Minister spraw zagranicznych Federacji Rosyjskiej Siergiej Ławrow oświadczył, że "referendum na Krymie jest zgodne z prawem międzynarodowym i Kartą Narodów Zjednoczonych". Dodał, że wyniki głosowania powinny być punktem wyjścia do określenia przyszłości półwyspu".

Ławrow zapewniał o legalności referendum wczoraj wieczorem w rozmowie telefonicznej z sekretarzem stanu USA Johnem Kerrym. O jej przebiegu poinformowało dziś MSZ Rosji w swoim mikroblogu na Facebooku. Według rosyjskiego resortu zagranicznego do rozmowy doszło z inicjatywy strony amerykańskiej.

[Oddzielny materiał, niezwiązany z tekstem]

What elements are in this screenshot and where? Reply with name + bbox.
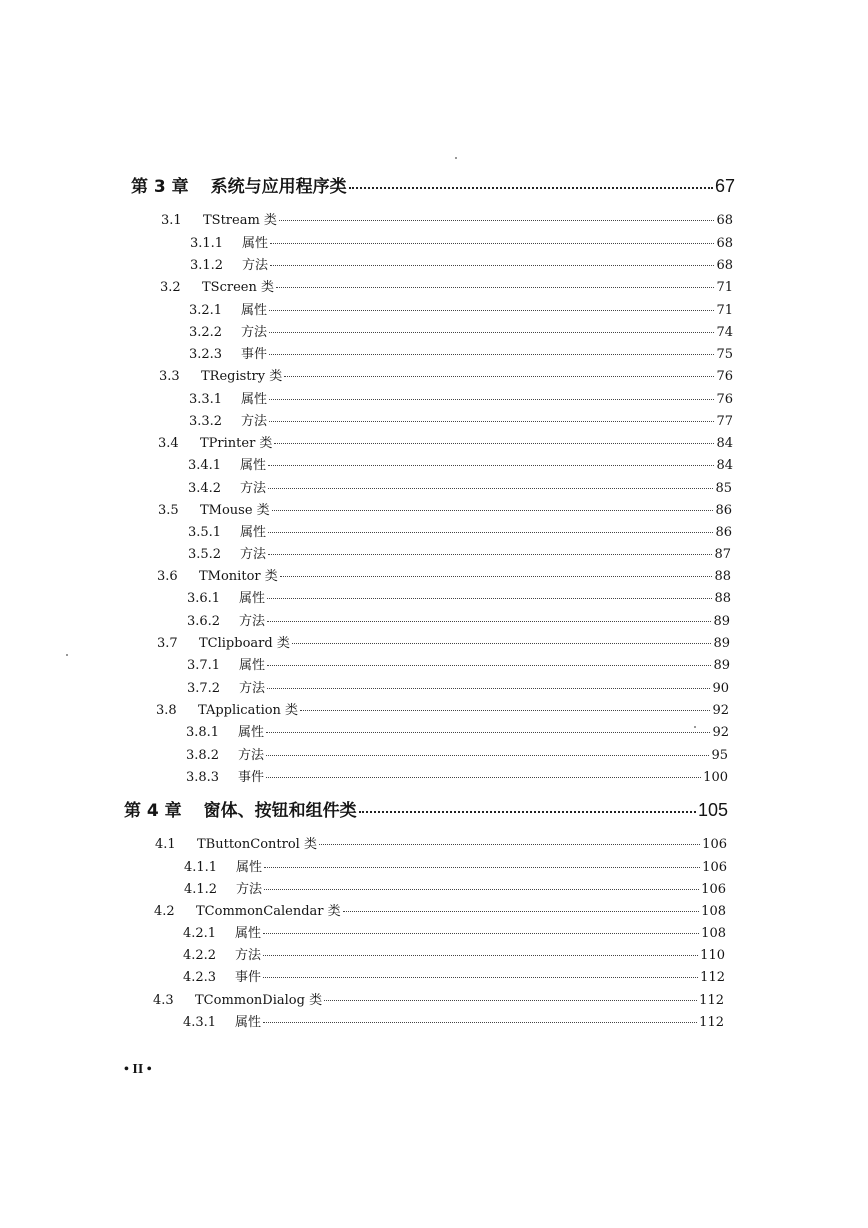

Minister również zwrócił uwagę na konieczność tego, aby obecne władze w Kijowie okiełznały wybryki ultranacjonalistycznych i radykalnych ugrupowań, terroryzujących myślących inaczej, ludność rosyjskojęzyczną i naszych rodaków - przekazało MSZ Rosji.

Wcześniej wydało ono oświadczenie, w którym oznajmiło, że Moskwa "liczy na to, iż te państwa ONZ, które dotąd demonstrowały stronnicze i konfrontacyjne nastawienie w związku z sytuacją na Ukrainie, w tym podczas omawiania danego problemu w Radzie Bezpieczeństwa ONZ, znajdą w sobie siły, by wejść na drogę konstruktywnej współpracy w imię zażegnania kryzysu, zagwarantowania wszystkich praw obywateli Ukrainy, w tym mieszkańców wschodnich i południowo-wschodnich regionów".

Uważamy, że punktem wyjścia w danym wypadku powinno być wspólne zainteresowanie społeczności międzynarodowej pokojem i stabilnością na Ukrainie - wskazało MSZ FR.

Podkreśliło ono też, że inicjatywa Stanów Zjednoczonych, by Rada Bezpieczeństwa ONZ przyjęła rezolucję w sprawie sytuacji na Ukrainie, była "całkowicie bezpodstawna", gdyż wydarzenia w tym kraju "nie zagrażają międzynarodowemu pokojowi i bezpieczeństwu".

Wczoraj Rosja, zgodnie z przewidywaniami, zawetowała w Radzie Bezpieczeństwa ONZ przedstawiony przez USA projekt rezolucji potępiający krymskie referendum i wzywający do nieuznania jego wyników. Od głosu wstrzymały się Chiny, co sprawiło, że Federacja Rosyjska znalazła się na tym forum w izolacji.